10) To determine how many times Joyce needs to visit the zoo to justify the expense of the membership fee, compare the cost of paying $45 for each visit versus joining the membership for $50 and paying $20 per visit. Divide the membership fee ($50) by the difference in cost per visit ($45 - $20 = $25) to find the breakeven point. In this case, Joyce needs to visit the zoo at least 3 times.
11) To get the same solution for both systems of equations, the value of c needs to be -4. This will make the second equation in each system identical.
12) To check if Susie's determination of infinitely many solutions is correct, use a Desmos calculator or any other method to graph the lines formed by the given points. If the lines coincide or completely overlap, there are infinitely many solutions.
13) To determine the value of the cars after 8 years based on the graph, find the y-coordinate where the graph intersects the line representing 8 years.

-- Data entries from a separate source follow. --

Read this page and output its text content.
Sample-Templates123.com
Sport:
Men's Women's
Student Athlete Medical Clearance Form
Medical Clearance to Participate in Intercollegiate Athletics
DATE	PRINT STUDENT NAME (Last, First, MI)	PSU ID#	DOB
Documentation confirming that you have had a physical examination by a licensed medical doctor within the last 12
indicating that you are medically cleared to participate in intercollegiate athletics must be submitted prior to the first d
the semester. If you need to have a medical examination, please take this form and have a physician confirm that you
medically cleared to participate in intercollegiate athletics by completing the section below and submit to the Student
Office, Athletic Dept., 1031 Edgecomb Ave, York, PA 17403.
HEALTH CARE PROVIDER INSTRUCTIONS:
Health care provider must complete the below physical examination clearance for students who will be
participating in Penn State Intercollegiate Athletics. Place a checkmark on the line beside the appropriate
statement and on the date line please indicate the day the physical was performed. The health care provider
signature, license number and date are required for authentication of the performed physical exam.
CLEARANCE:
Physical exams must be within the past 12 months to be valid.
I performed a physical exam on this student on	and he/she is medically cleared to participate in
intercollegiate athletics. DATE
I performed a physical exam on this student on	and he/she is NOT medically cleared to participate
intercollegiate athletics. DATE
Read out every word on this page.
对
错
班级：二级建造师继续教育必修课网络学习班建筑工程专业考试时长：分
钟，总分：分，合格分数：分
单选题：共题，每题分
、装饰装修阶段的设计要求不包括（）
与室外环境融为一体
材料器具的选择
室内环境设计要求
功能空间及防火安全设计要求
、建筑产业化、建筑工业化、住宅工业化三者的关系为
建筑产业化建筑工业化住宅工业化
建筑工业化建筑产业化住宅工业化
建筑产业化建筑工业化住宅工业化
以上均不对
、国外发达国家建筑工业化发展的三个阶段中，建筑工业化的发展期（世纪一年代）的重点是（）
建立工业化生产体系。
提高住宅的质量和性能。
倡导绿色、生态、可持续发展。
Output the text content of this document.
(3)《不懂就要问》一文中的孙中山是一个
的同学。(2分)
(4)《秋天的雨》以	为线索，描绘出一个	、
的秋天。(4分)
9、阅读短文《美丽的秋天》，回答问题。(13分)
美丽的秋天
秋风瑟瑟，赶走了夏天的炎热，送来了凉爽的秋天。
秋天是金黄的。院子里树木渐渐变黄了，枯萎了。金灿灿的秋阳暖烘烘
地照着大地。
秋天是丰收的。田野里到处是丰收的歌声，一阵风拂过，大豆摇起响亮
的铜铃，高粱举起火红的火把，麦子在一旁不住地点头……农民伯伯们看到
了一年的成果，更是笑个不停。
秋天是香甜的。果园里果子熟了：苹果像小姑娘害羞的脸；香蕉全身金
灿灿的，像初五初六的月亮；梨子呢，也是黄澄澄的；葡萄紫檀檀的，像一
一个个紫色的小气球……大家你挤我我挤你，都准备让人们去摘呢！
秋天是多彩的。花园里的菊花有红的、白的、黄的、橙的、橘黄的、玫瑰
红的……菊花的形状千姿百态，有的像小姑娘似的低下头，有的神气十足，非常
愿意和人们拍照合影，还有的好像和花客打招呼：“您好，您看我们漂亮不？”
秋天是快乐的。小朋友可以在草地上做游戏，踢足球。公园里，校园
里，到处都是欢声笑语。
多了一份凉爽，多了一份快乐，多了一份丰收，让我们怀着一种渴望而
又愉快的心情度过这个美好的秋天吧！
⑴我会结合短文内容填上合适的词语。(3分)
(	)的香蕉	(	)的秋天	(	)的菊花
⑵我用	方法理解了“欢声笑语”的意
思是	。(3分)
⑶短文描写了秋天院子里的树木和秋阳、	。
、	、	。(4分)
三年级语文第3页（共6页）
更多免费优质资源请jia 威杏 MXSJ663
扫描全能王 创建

In this case, both cars have a value of $9000 after 8 years.
14) The steps to solve the system of equations by substitution are as follows:
1. Solve one equation for one variable in terms of the other variable.
2. Substitute the expression obtained in step 1 into the other equation.
3. Simplify and solve the resulting equation for the remaining variable.
4. Substitute the value found in step 3 into either of the original equations to find the value of the other variable.
5. Check the solution by substituting the values of the variables into both original equations.